As gas prices continue to climb, more shoppers are turning their attention to EVs, according to Edmunds. Today on inside Automotive, we’re pleased to welcome back Jessica Caldwell, Executive Director of Industry Insights at Edmunds, who discusses EV considerations and Q1 auto sales performance.
For the first quarter of 2022, automakers remained challenged by manufacturing disruptions due to COVID-19, the war in Ukraine, and many other factors. From Caldwell’s perspective, optimism is starting to wane in terms of when new vehicle inventory will return. Despite this, car dealers are still very profitable, and if the inventory was available, Caldwell believes dealers would have no trouble selling it because demand is so high.
The big challenge for auto dealers right now is retaining customers when their preferred vehicle models are not in stock. There is a big potential for those customers to seek products from your competitors, or even buy from disruptors like Carvana.
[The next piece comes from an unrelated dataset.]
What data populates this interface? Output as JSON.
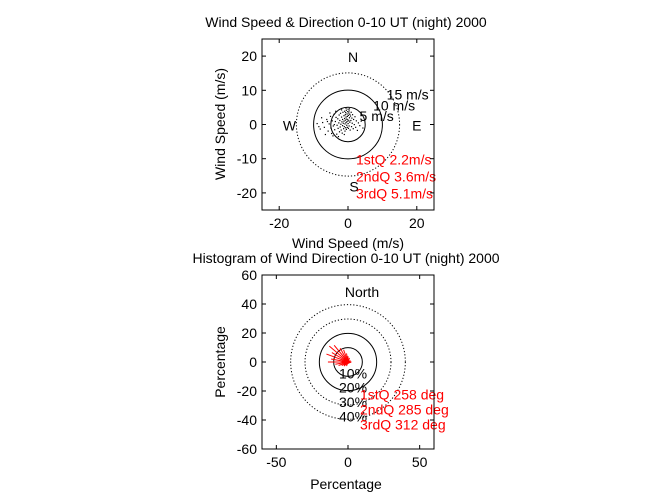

Gas prices have hit record highs over the past few weeks as well. Caldwell says that Edmunds website was flooded with traffic to electrified vehicle pages. While she doesn’t expect these consumers to make an EV purchase overnight, product awareness has certainly gone up. If gas prices stay high for a long period of time, car buyers will likely start to reconfigure their budgets and consider different transportation options.
This is not the first time gas prices have skyrocketed. In 2008 and 2009, many consumers were trading in their large pickup trucks and SUVs for smaller vehicles with better fuel economy. However, that option is very limited for customers today due to the lack of inventory.
As an alternative, car buyers are looking to the used car market. Some consumers simply can’t afford a new vehicle. With that said, used car prices are also spiking. Comparatively speaking, consumers aren’t necessarily getting better deals for used cars. They might be saving a little money on the surface level, but value-wise, both new and used segments are relatively close. In fact, used car payments have exceeded $500, resembling new car payment levels.